It's been two days since I've gotten back from Europe. Losing Cinder the night I returned has twisted this time into something so different. I've had to readjust my emotions and stretch into new space I didn't want to occupy just yet. 35 years of life on this planet has taught me that sometimes that's just how it is. It fucking sucks, and the only way to move through it, is to actually move through it. (Even though I'd rather stay wrapped in my carb induced haze of croissants and coffee....)
The day I moved out of my house in 2005 to separate from my husband I was in the middle of one of the worst jobs of my life - a stressful, convoluted mess of power trips, team dysfunction, and politics with an insurmountable amount of work to do and not enough staff to do it. I hardly knew which end was up and everything was strange. I remember going to the grocery store that first night I was staying with my parents. I was standing in the soda aisle and may as well have been on the moon. I felt numb with grief and wanted to sit down and hide among the two liter bottles of Sprite. Nothing was as it should've been, and I knew it wasn't going to feel good or comfortable for a long long time. But every day, I chose to get up out of bed and walk to the shower. As long as I made it that far, that's all that mattered. I took small bites. Life was in increments. If I looked ahead to the yawning expansion of the work that was in front of me, I couldn't do it. But I could survive the small doses.

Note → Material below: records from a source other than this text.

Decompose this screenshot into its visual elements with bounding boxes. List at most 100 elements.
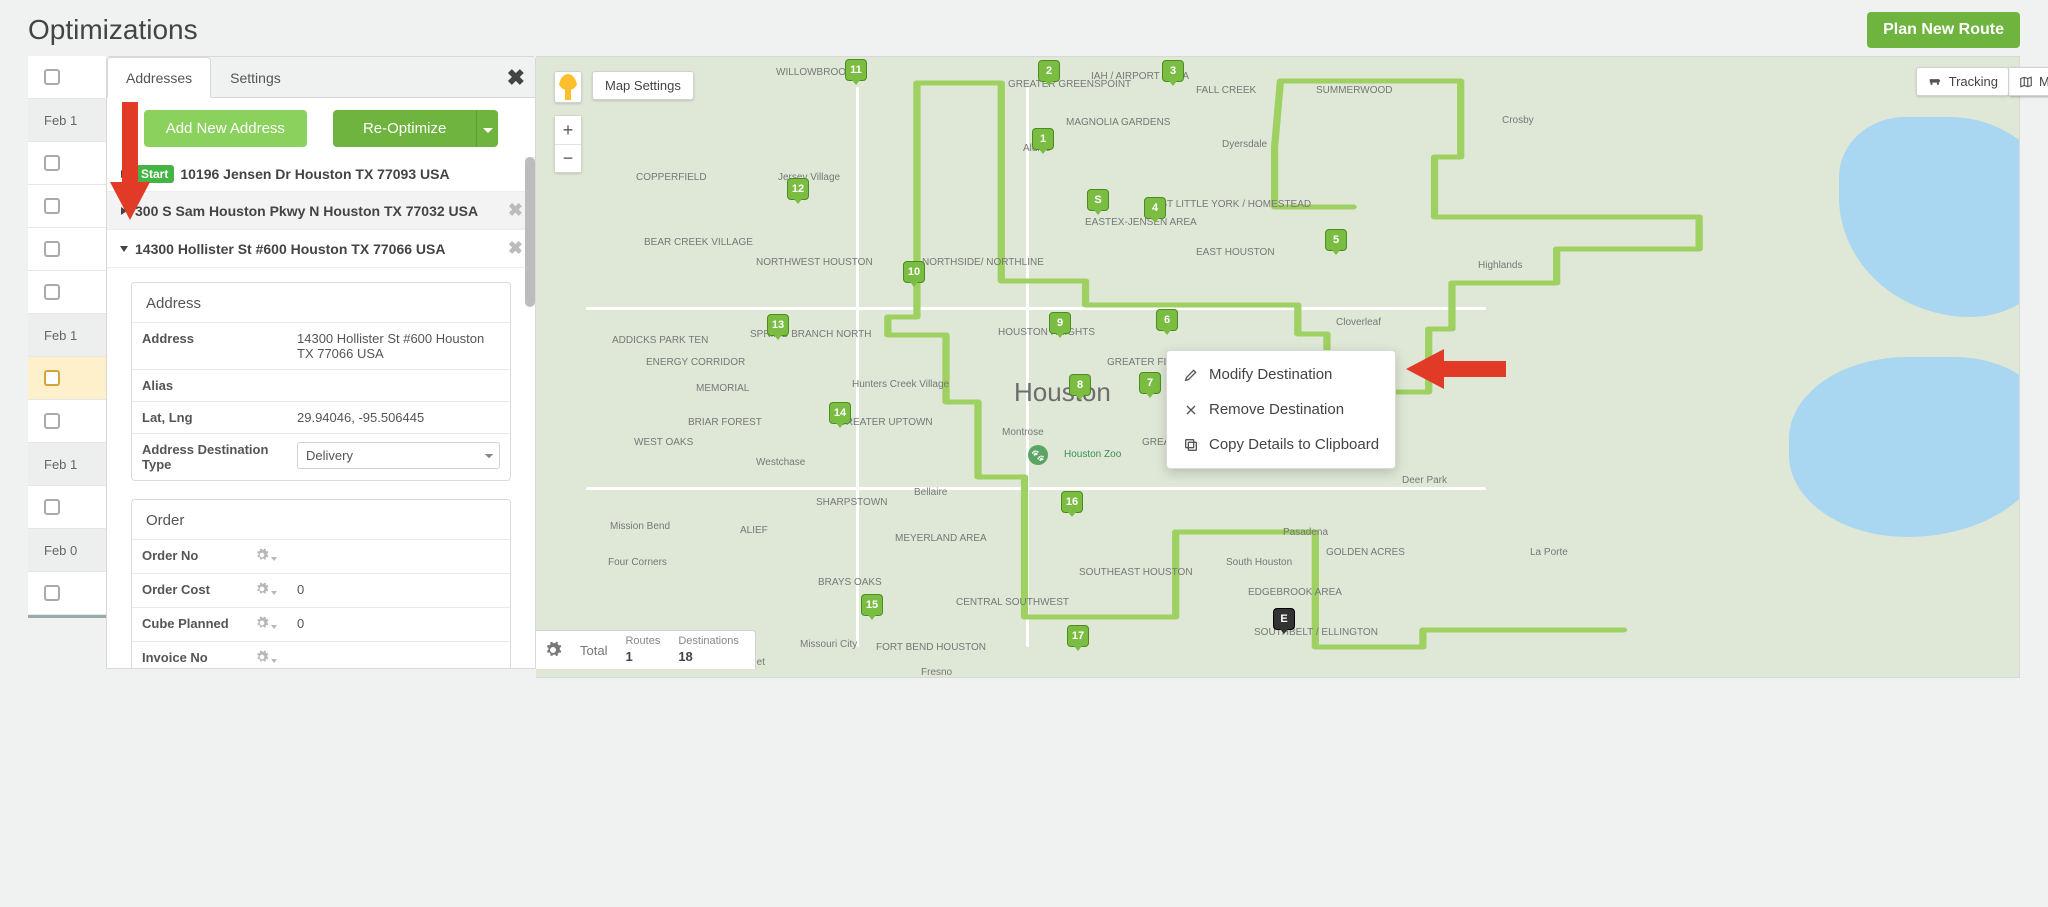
address-row[interactable]: Start10196 Jensen Dr Houston TX 77093 US… [107,157,531,192]
gear-icon[interactable] [544,641,562,659]
scrollbar[interactable] [525,157,535,268]
map-area-label: Westchase [756,457,805,468]
field-invoice-val [287,642,510,669]
map[interactable]: Houston WILLOWBROOKIAH / AIRPORT AREAGRE… [536,56,2020,678]
row-checkbox[interactable] [44,413,60,429]
optimization-checkbox-row[interactable] [28,142,106,185]
route-marker[interactable]: 14 [829,402,851,424]
map-area-label: NORTHSIDE/ NORTHLINE [922,257,1044,268]
map-area-label: Missouri City [800,639,857,650]
row-checkbox[interactable] [44,284,60,300]
map-area-label: SHARPSTOWN [816,497,888,508]
tab-addresses[interactable]: Addresses [107,57,211,98]
map-area-label: BRIAR FOREST [688,417,762,428]
remove-address-icon[interactable]: ✖ [508,238,523,259]
close-icon[interactable]: ✖ [507,65,525,91]
gear-icon[interactable] [255,548,277,565]
tab-settings[interactable]: Settings [211,57,300,97]
route-marker[interactable]: 11 [845,59,867,81]
row-checkbox[interactable] [44,241,60,257]
field-alias-key: Alias [132,370,287,402]
route-marker[interactable]: 12 [787,178,809,200]
row-checkbox[interactable] [44,69,60,85]
optimization-checkbox-row[interactable] [28,228,106,271]
route-marker[interactable]: 17 [1067,625,1089,647]
reoptimize-button[interactable]: Re-Optimize [333,110,476,147]
copy-details-item[interactable]: Copy Details to Clipboard [1167,427,1395,462]
route-marker[interactable]: 1 [1032,128,1054,150]
modify-destination-item[interactable]: Modify Destination [1167,357,1395,392]
date-group-header: Feb 1 [28,99,106,142]
address-row[interactable]: 14300 Hollister St #600 Houston TX 77066… [107,230,531,268]
reoptimize-caret-button[interactable] [476,110,498,147]
field-cube-val: 0 [287,608,510,642]
address-text: 14300 Hollister St #600 Houston TX 77066… [135,241,502,257]
route-marker[interactable]: E [1273,608,1295,630]
map-area-label: EAST HOUSTON [1196,247,1275,258]
zoom-in-button[interactable]: + [555,116,581,144]
remove-destination-item[interactable]: Remove Destination [1167,392,1395,427]
route-marker[interactable]: 2 [1038,60,1060,82]
row-checkbox[interactable] [44,585,60,601]
route-marker[interactable]: 15 [861,594,883,616]
row-checkbox[interactable] [44,198,60,214]
route-marker[interactable]: 3 [1162,60,1184,82]
map-area-label: ADDICKS PARK TEN [612,335,708,346]
field-ordercost-val: 0 [287,574,510,608]
destination-type-select[interactable]: Delivery [297,442,500,469]
optimization-checkbox-row[interactable] [28,357,106,400]
map-area-label: BRAYS OAKS [818,577,882,588]
map-area-label: Crosby [1502,115,1534,126]
map-area-label: Mission Bend [610,521,670,532]
route-marker[interactable]: 5 [1325,229,1347,251]
address-row[interactable]: 300 S Sam Houston Pkwy N Houston TX 7703… [107,192,531,230]
gear-icon[interactable] [255,650,277,667]
route-marker[interactable]: 9 [1049,312,1071,334]
optimization-checkbox-row[interactable] [28,56,106,99]
tutorial-arrow-icon [110,102,150,225]
map-area-label: SOUTHEAST HOUSTON [1079,567,1193,578]
field-orderno-key: Order No [132,540,287,574]
tracking-toggle[interactable]: Tracking [1916,67,2009,96]
chevron-icon[interactable] [117,246,131,252]
destination-context-menu: Modify Destination Remove Destination Co… [1166,350,1396,469]
map-area-label: GOLDEN ACRES [1326,547,1405,558]
route-marker[interactable]: 6 [1156,309,1178,331]
optimization-checkbox-row[interactable] [28,271,106,314]
route-marker[interactable]: 4 [1144,197,1166,219]
route-marker[interactable]: 16 [1061,491,1083,513]
zoom-out-button[interactable]: − [555,144,581,172]
route-marker[interactable]: 10 [903,261,925,283]
optimization-checkbox-row[interactable] [28,185,106,228]
map-toggle[interactable]: Map [2009,67,2048,96]
optimization-checkbox-row[interactable] [28,486,106,529]
map-area-label: Hunters Creek Village [852,379,949,390]
map-area-label: South Houston [1226,557,1292,568]
add-new-address-button[interactable]: Add New Address [144,110,307,147]
address-card-title: Address [132,283,510,322]
plan-new-route-button[interactable]: Plan New Route [1867,12,2020,48]
map-settings-button[interactable]: Map Settings [592,71,694,100]
tutorial-arrow-icon [1406,349,1506,392]
route-marker[interactable]: 13 [767,314,789,336]
optimization-checkbox-row[interactable] [28,572,106,615]
row-checkbox[interactable] [44,499,60,515]
route-marker[interactable]: 7 [1139,372,1161,394]
map-area-label: WEST OAKS [634,437,693,448]
route-marker[interactable]: S [1087,189,1109,211]
route-marker[interactable]: 8 [1069,374,1091,396]
field-orderno-val [287,540,510,574]
row-checkbox[interactable] [44,370,60,386]
pegman-icon[interactable] [554,71,582,103]
gear-icon[interactable] [255,582,277,599]
optimization-checkbox-row[interactable] [28,400,106,443]
row-checkbox[interactable] [44,155,60,171]
remove-address-icon[interactable]: ✖ [508,200,523,221]
order-card-title: Order [132,500,510,539]
field-address-key: Address [132,323,287,370]
map-area-label: Pasadena [1283,527,1328,538]
field-ordercost-key: Order Cost [132,574,287,608]
map-area-label: CENTRAL SOUTHWEST [956,597,1069,608]
gear-icon[interactable] [255,616,277,633]
map-area-label: MAGNOLIA GARDENS [1066,117,1170,128]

So when I found myself this weekend back in a place with too much emptiness and pain, I felt it. I howled and cried and yelled and got really really sad. I ached and was angry and edgy and restless. And then I decided to stop it. This sweet creature went away, yes, but I can't be mad at him for going away.....it's selfish to focus on that piece of it. Instead I can choose to walk through to the other side. I know how to do this because I've done it before.
So tonight I am in a much better place. I am remembering the goodness and how lucky I am to have known him for eight whole years.